Without proper safeguards, democracy can be a dangerous thing. Just ask Christians in the Middle East.
The Syrian Army recently laid siege to the southern city of Daraa. Hundreds of people died in this especially bloody episode of what’s being called the “Arab Spring.”
While the world sympathized with the victims of president Assad’s crackdown on pro-democracy forces, one group had a more ambivalent take: Syria’s Christian population. They, like their brethren throughout the region, have ample reason to suspect that Arab democracy is not the panacea we in the West think it is.
About 10 percent of Syrians are Christians. For all its brutality, the Syrian government has done a good job of protecting religious minorities, including Christians, from persecution.
This leaves Syrian Christians in something of a bind: All else being equal, they would welcome a more democratic Syria, but things are far from equal, and a post-Assad Syria could be a dangerous place for Christians.

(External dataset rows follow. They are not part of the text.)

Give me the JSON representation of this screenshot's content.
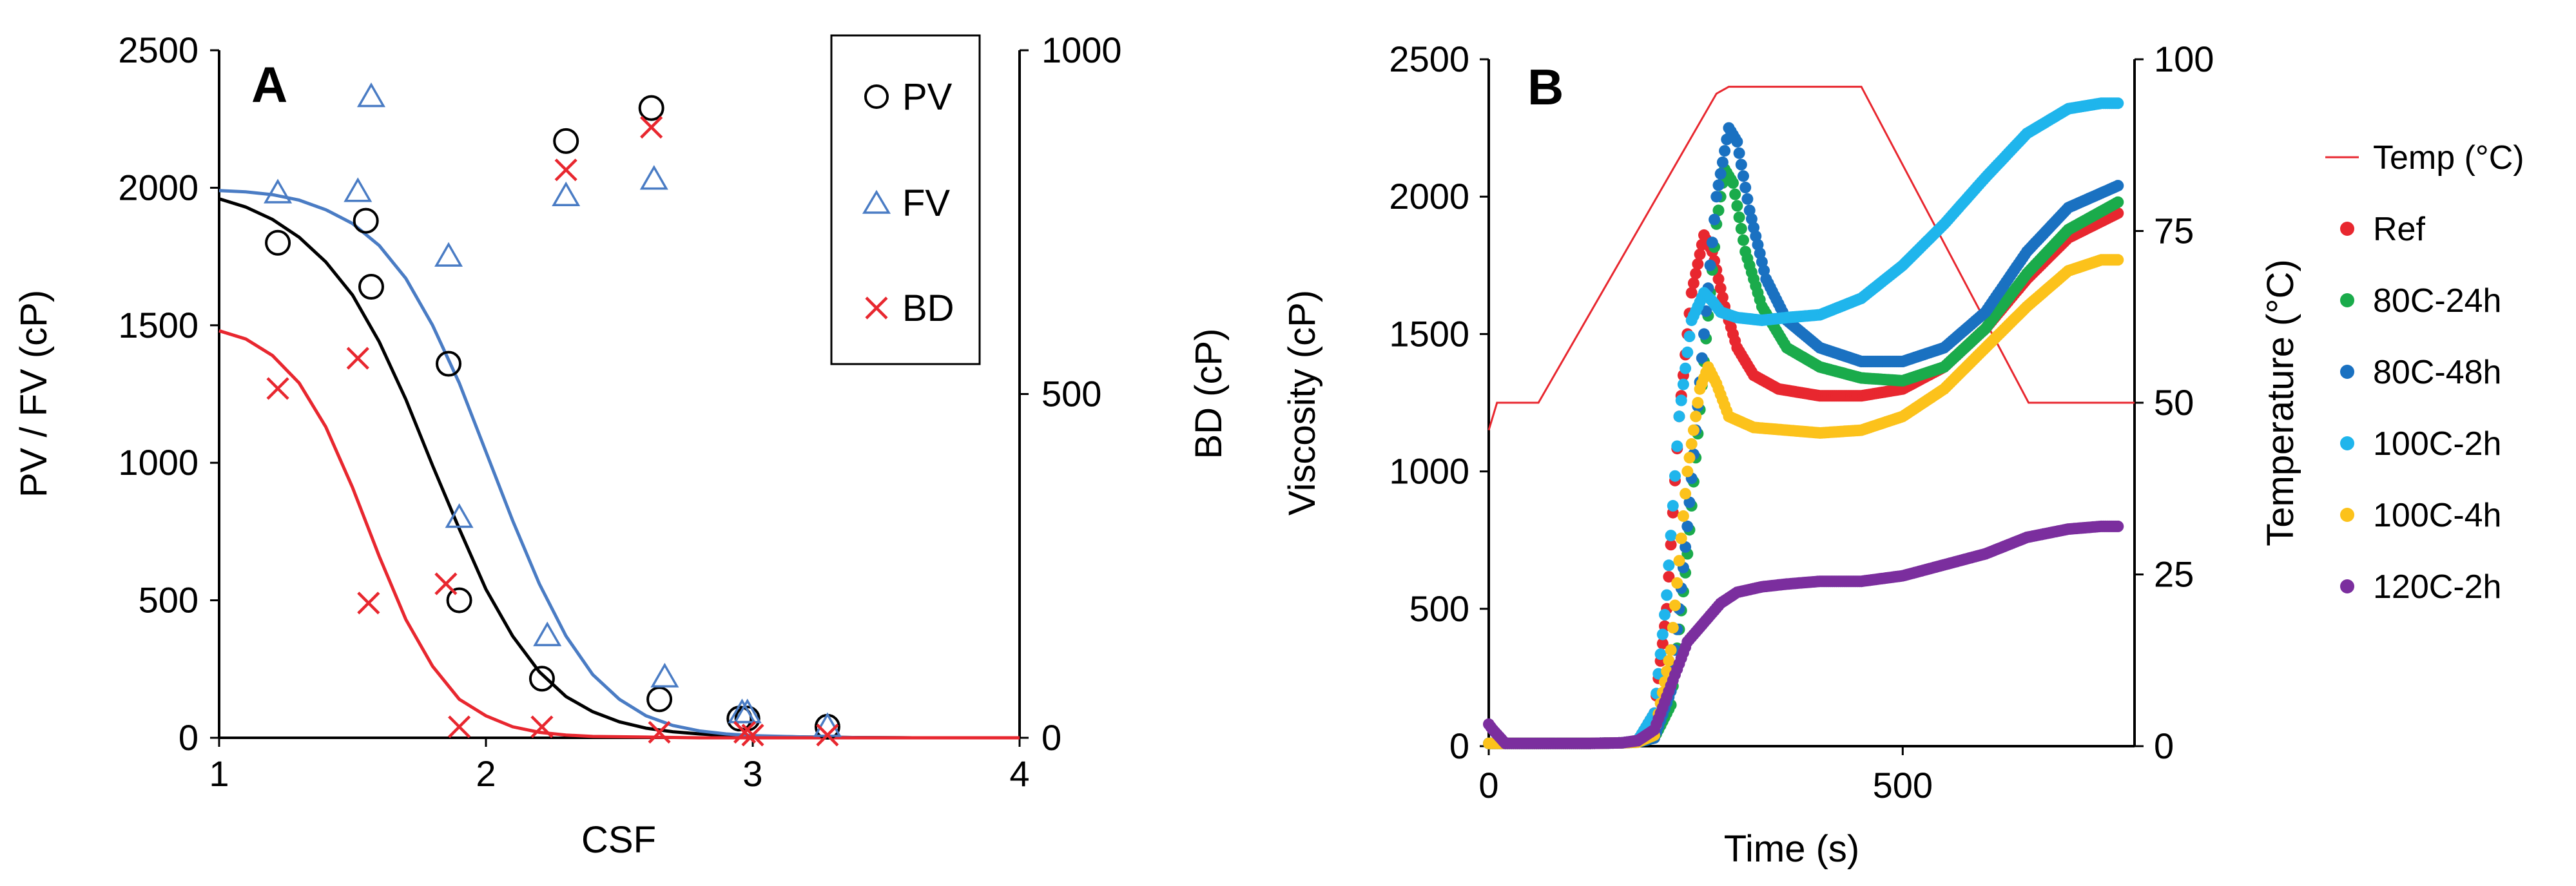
{
  "chart_data": [
    {
      "type": "scatter",
      "panel_label": "A",
      "xlabel": "CSF",
      "ylabel": "PV / FV (cP)",
      "y2label": "BD (cP)",
      "xlim": [
        1,
        4
      ],
      "ylim": [
        0,
        2500
      ],
      "y2lim": [
        0,
        1000
      ],
      "xticks": [
        1,
        2,
        3,
        4
      ],
      "yticks": [
        0,
        500,
        1000,
        1500,
        2000,
        2500
      ],
      "y2ticks": [
        0,
        500,
        1000
      ],
      "grid": false,
      "legend_position": "top-right",
      "series": [
        {
          "name": "PV",
          "marker": "circle",
          "color": "#000000",
          "axis": "left",
          "points": [
            [
              1.22,
              1800
            ],
            [
              1.55,
              1880
            ],
            [
              1.57,
              1640
            ],
            [
              1.86,
              1360
            ],
            [
              1.9,
              500
            ],
            [
              2.21,
              215
            ],
            [
              2.3,
              2170
            ],
            [
              2.62,
              2290
            ],
            [
              2.65,
              140
            ],
            [
              2.95,
              70
            ],
            [
              2.98,
              70
            ],
            [
              3.28,
              40
            ]
          ]
        },
        {
          "name": "FV",
          "marker": "triangle",
          "color": "#4a7cc4",
          "axis": "left",
          "points": [
            [
              1.22,
              1980
            ],
            [
              1.52,
              1985
            ],
            [
              1.57,
              2330
            ],
            [
              1.86,
              1750
            ],
            [
              1.9,
              800
            ],
            [
              2.23,
              370
            ],
            [
              2.3,
              1970
            ],
            [
              2.63,
              2030
            ],
            [
              2.67,
              220
            ],
            [
              2.96,
              90
            ],
            [
              2.98,
              90
            ],
            [
              3.28,
              40
            ]
          ]
        },
        {
          "name": "BD",
          "marker": "x",
          "color": "#e8272f",
          "axis": "right",
          "points": [
            [
              1.22,
              508
            ],
            [
              1.52,
              552
            ],
            [
              1.56,
              196
            ],
            [
              1.85,
              224
            ],
            [
              1.9,
              16
            ],
            [
              2.21,
              16
            ],
            [
              2.3,
              826
            ],
            [
              2.62,
              888
            ],
            [
              2.65,
              8
            ],
            [
              2.97,
              8
            ],
            [
              3.0,
              4
            ],
            [
              3.28,
              4
            ]
          ]
        }
      ],
      "fits": [
        {
          "name": "PV fit",
          "color": "#000000",
          "axis": "left",
          "x": [
            1.0,
            1.1,
            1.2,
            1.3,
            1.4,
            1.5,
            1.6,
            1.7,
            1.8,
            1.9,
            2.0,
            2.1,
            2.2,
            2.3,
            2.4,
            2.5,
            2.6,
            2.7,
            2.8,
            2.9,
            3.0,
            3.2,
            3.4,
            3.6,
            3.8,
            4.0
          ],
          "y": [
            1960,
            1930,
            1885,
            1820,
            1730,
            1610,
            1440,
            1230,
            990,
            760,
            540,
            370,
            240,
            150,
            95,
            58,
            35,
            22,
            14,
            9,
            6,
            3,
            1,
            0,
            0,
            0
          ]
        },
        {
          "name": "FV fit",
          "color": "#4a7cc4",
          "axis": "left",
          "x": [
            1.0,
            1.1,
            1.2,
            1.3,
            1.4,
            1.5,
            1.6,
            1.7,
            1.8,
            1.9,
            2.0,
            2.1,
            2.2,
            2.3,
            2.4,
            2.5,
            2.6,
            2.7,
            2.8,
            2.9,
            3.0,
            3.2,
            3.4,
            3.6,
            3.8,
            4.0
          ],
          "y": [
            1990,
            1985,
            1975,
            1955,
            1920,
            1870,
            1790,
            1670,
            1500,
            1290,
            1040,
            790,
            560,
            370,
            230,
            140,
            80,
            45,
            25,
            14,
            8,
            3,
            1,
            0,
            0,
            0
          ]
        },
        {
          "name": "BD fit",
          "color": "#e8272f",
          "axis": "right",
          "x": [
            1.0,
            1.1,
            1.2,
            1.3,
            1.4,
            1.5,
            1.6,
            1.7,
            1.8,
            1.9,
            2.0,
            2.1,
            2.2,
            2.3,
            2.4,
            2.6,
            2.8,
            3.0,
            3.4,
            3.8,
            4.0
          ],
          "y": [
            592,
            580,
            556,
            516,
            452,
            364,
            264,
            172,
            104,
            56,
            32,
            16,
            8,
            4,
            2,
            1,
            0,
            0,
            0,
            0,
            0
          ]
        }
      ]
    },
    {
      "type": "line",
      "panel_label": "B",
      "xlabel": "Time (s)",
      "ylabel": "Viscosity (cP)",
      "y2label": "Temperature (°C)",
      "xlim": [
        0,
        780
      ],
      "ylim": [
        0,
        2500
      ],
      "y2lim": [
        0,
        100
      ],
      "xticks": [
        0,
        500
      ],
      "yticks": [
        0,
        500,
        1000,
        1500,
        2000,
        2500
      ],
      "y2ticks": [
        0,
        25,
        50,
        75,
        100
      ],
      "grid": false,
      "legend_position": "right",
      "temperature": {
        "name": "Temp (°C)",
        "color": "#e8272f",
        "axis": "right",
        "x": [
          0,
          10,
          60,
          275,
          290,
          450,
          652,
          780
        ],
        "y": [
          46,
          50,
          50,
          95,
          96,
          96,
          50,
          50
        ]
      },
      "series": [
        {
          "name": "Ref",
          "color": "#e8272f",
          "x": [
            0,
            40,
            80,
            120,
            160,
            180,
            200,
            215,
            230,
            245,
            260,
            270,
            285,
            300,
            320,
            350,
            400,
            450,
            500,
            550,
            600,
            650,
            700,
            760
          ],
          "y": [
            10,
            10,
            10,
            10,
            12,
            20,
            120,
            500,
            1200,
            1650,
            1860,
            1800,
            1600,
            1450,
            1350,
            1300,
            1275,
            1275,
            1300,
            1380,
            1520,
            1700,
            1850,
            1940
          ]
        },
        {
          "name": "80C-24h",
          "color": "#1aab4b",
          "x": [
            0,
            40,
            80,
            120,
            160,
            180,
            200,
            220,
            240,
            260,
            275,
            285,
            295,
            310,
            330,
            360,
            400,
            450,
            500,
            550,
            600,
            650,
            700,
            760
          ],
          "y": [
            10,
            10,
            10,
            10,
            12,
            15,
            30,
            150,
            700,
            1400,
            1900,
            2100,
            2050,
            1800,
            1600,
            1450,
            1380,
            1340,
            1330,
            1380,
            1520,
            1720,
            1880,
            1980
          ]
        },
        {
          "name": "80C-48h",
          "color": "#1a71c1",
          "x": [
            0,
            40,
            80,
            120,
            160,
            180,
            200,
            220,
            240,
            260,
            275,
            290,
            300,
            315,
            335,
            360,
            400,
            450,
            500,
            550,
            600,
            650,
            700,
            760
          ],
          "y": [
            10,
            10,
            10,
            10,
            12,
            15,
            30,
            200,
            800,
            1500,
            2000,
            2250,
            2200,
            1950,
            1700,
            1550,
            1450,
            1400,
            1400,
            1450,
            1580,
            1800,
            1960,
            2040
          ]
        },
        {
          "name": "100C-2h",
          "color": "#1fb5ec",
          "x": [
            0,
            40,
            80,
            120,
            160,
            180,
            200,
            215,
            230,
            245,
            260,
            270,
            280,
            300,
            330,
            360,
            400,
            450,
            500,
            550,
            600,
            650,
            700,
            740,
            760
          ],
          "y": [
            10,
            10,
            10,
            10,
            12,
            20,
            120,
            550,
            1200,
            1550,
            1650,
            1620,
            1580,
            1560,
            1550,
            1560,
            1570,
            1630,
            1750,
            1900,
            2070,
            2230,
            2320,
            2340,
            2340
          ]
        },
        {
          "name": "100C-4h",
          "color": "#fcc21b",
          "x": [
            0,
            40,
            80,
            120,
            160,
            180,
            200,
            220,
            240,
            255,
            265,
            275,
            290,
            320,
            360,
            400,
            450,
            500,
            550,
            600,
            650,
            700,
            740,
            760
          ],
          "y": [
            10,
            10,
            10,
            10,
            12,
            15,
            40,
            350,
            1000,
            1300,
            1380,
            1320,
            1200,
            1160,
            1150,
            1140,
            1150,
            1200,
            1300,
            1450,
            1600,
            1730,
            1770,
            1770
          ]
        },
        {
          "name": "120C-2h",
          "color": "#7b2e9e",
          "x": [
            0,
            5,
            20,
            60,
            120,
            160,
            180,
            200,
            220,
            240,
            260,
            280,
            300,
            330,
            360,
            400,
            450,
            500,
            550,
            600,
            650,
            700,
            740,
            760
          ],
          "y": [
            80,
            60,
            10,
            10,
            10,
            12,
            20,
            60,
            220,
            380,
            450,
            520,
            560,
            580,
            590,
            600,
            600,
            620,
            660,
            700,
            760,
            790,
            800,
            800
          ]
        }
      ]
    }
  ]
}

Just look at the fate of Christians in the new, more “democratic” Iraq. And at the same time that Daraa was being attacked, a rumor that a Christian woman had converted to Islam and then reverted to Christianity led Muslims to burn down two churches. The attack was only the latest instance of what the New York Times calls “sectarian animosities,” which is newspeak for Christians defending themselves.
What’s missing in all the talk about the “Arab Spring” and “democracy” is any examination of what democracy means and whether it necessarily makes things better.
Yale Law School professor Amy Chua, in her book World on Fire, challenged the assumption that exporting democratic capitalism would increase tolerance. She claims that on the contrary, in many places it would have the opposite effect: unleashing resentments against minorities, especially those whose affluence and influence are perceived as disproportionate to their numbers.
Authoritarian regimes or strong democracies enforcing the rule of law, can offer these minorities some protection against the anger of the mob. Remove all authority, however, and the result is often violence.
That’s what Middle Eastern Christians are afraid of. Their fears aren’t helped by the fact that most westerners don’t seem to understand that it takes more than elections to create a good or democratic government.
In his newest book, The Origins of Political Order, political scientist Francis Fukuyama writes about the importance of accountability and the rule of law in creating such a government.
The institutions we take for granted in the West, the ones that help safeguard the rights of minorities, are rare and they are next-to-non-existent in places like Syria and Egypt. Without them, you get democratic tyranny, mob rule by the majority.
This is why Christians, who believe that man is a fallen creature, have always supported democracy underpinned by checks and balances and the rule of law. That’s why we call it a “Republican form of government.” And that is why we must be wary of what some people call “democracy,” particularly for its effect on religious minorities.
As religion columnist Terry Mattingly wonders, “Has the story of the Arab spring evolved into a story about the possible extinction of the ancient Christian churches of the Middle East (and how America responds to that emerging reality)?”